2011-03-13

Dryden Brings Sense To The Table

Nothing like an NHL legend like Ken Dryden to weigh in with some god dang reason and intelligence.

This article exposes once and for all the NHL is run by "brain dead" drones.

In one part of it, Dryden talks about the "nature of the game." My cousin and I talked about this very subject only last night and how using this argument is a myth. Games evolve and the "meant to be played" line is hollow bs. I hear that in soccer over and over. That this team and that team play it like it was "meant to be played."

Hogwash. From the onset, the game was blessed with great tacticians and countries who instilled their own interpretations of the game. We confuse and believe what it "aesthetically" pleasing with a "true" interpretation of the game. It's a fallacy.

From the 1920s on, England, Scotland, Austria, Hungary, Uruguay, Italy, Brazil, Germany, Argentina, and Holland all offered their brand of soccer reflecting the specific realities of their players and national thinking. None is more true than the other. Still more nations are represented when great managers left an imprint on the game.

To me open, fluid soccer is equal to a counter-attacking style to a "total football" one. Each demands talent be used and deployed in different ways. Brazil mastered the art of the fluid, Italy counter-attack and Holland 'total.' FYI.

I digress.

Dryden says:

Hockey began in Montreal in 1875 because some rugby players wanted a game for the wintertime, and they wanted to hit each other. But the rugby players couldn't skate very fast, their bodies were smaller than ours are today, and they were playing on a smaller ice surface where they had little room to pick up momentum. With no substitutions allowed, the game moved at coasting speed.



Bigger ice surfaces changed the nature of the game; so did the forward pass; so did boards and glass; so did substitutions, shorter shifts and bigger bodies. Helmeted players in today's game are far more vulnerable to serious head injury than helmet-less players were in generations ago.


We choose to ignore the fact that the “nature” of any game is always changing.

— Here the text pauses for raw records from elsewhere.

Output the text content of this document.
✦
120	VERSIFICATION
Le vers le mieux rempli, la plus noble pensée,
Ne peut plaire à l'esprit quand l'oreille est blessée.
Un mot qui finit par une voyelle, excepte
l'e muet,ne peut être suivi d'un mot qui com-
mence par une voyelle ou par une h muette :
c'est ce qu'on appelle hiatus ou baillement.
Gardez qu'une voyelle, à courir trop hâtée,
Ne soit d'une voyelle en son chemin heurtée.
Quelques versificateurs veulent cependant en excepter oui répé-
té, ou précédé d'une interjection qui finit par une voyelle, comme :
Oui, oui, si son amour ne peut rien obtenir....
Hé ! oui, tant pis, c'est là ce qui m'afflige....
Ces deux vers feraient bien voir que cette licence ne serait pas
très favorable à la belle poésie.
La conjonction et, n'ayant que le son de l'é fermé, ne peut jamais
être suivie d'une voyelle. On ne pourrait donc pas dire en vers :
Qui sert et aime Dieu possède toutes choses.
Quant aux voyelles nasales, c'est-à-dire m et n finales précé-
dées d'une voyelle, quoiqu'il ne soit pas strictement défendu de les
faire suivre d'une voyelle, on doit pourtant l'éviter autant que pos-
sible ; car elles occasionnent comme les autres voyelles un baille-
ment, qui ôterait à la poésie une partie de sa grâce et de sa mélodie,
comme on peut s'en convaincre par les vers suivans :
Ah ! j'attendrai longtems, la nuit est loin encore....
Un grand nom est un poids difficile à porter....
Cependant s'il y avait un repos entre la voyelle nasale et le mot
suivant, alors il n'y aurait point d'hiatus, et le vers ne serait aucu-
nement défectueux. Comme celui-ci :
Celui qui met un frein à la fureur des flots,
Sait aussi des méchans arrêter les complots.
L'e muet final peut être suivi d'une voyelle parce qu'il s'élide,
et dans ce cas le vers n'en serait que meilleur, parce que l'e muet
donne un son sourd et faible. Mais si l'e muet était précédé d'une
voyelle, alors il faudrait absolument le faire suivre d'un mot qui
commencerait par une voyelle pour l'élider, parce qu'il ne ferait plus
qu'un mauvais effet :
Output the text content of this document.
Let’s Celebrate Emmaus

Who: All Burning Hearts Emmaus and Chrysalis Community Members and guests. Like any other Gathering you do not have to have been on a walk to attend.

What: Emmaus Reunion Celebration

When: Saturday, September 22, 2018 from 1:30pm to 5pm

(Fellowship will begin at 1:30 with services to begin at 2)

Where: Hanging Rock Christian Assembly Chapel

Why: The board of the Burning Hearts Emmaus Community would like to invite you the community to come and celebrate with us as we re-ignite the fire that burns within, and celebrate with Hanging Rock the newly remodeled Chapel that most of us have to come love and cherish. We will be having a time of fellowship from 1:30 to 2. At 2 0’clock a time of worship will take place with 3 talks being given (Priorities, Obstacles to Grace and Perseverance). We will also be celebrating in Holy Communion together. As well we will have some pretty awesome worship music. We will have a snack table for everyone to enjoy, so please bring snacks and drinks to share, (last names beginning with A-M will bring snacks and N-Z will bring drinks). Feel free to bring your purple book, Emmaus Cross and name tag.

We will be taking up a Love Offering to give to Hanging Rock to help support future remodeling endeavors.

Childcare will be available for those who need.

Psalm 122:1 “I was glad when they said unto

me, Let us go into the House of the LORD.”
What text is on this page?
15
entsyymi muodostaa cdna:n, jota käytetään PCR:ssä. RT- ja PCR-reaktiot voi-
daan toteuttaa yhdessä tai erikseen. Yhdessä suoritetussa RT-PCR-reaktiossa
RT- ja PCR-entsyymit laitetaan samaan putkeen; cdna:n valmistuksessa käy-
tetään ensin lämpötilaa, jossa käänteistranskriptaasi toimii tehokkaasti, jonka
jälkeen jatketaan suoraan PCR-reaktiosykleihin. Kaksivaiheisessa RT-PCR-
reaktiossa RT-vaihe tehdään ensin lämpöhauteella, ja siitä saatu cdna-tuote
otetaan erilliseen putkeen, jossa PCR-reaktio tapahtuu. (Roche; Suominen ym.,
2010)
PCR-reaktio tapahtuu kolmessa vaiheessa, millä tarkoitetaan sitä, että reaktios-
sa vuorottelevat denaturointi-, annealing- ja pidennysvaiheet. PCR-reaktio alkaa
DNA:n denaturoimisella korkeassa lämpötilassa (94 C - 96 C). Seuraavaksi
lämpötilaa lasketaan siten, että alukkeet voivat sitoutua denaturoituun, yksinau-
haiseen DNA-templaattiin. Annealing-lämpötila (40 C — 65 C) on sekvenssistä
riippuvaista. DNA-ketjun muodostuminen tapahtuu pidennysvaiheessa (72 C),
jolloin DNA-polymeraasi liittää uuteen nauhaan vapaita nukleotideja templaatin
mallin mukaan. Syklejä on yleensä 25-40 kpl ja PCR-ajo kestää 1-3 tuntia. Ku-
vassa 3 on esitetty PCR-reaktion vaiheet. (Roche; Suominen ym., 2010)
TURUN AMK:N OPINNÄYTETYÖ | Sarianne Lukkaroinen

Today's hockey – in terms of speed, skill, style of play and force of impact – is almost unrecognizable from hockey 50 years ago, let alone 100. Likewise, helmets, facemasks, 300-plus-pound players and off-field, year-round training have transformed football."

I'm not a fan of the "wrong side of history" assertion (Obama recently used it in regards to Libya), but in some cases I'm willing to make an exception.

The NHL is on the wrong side of history. Worse, its logic and excuses for defending what is no longer defensible, it only cements the view the NHL needs to put more "progressive" minds in their ranks.

***

About the pic. Dryden's iconic stance between whistles. Dude was thinking all along.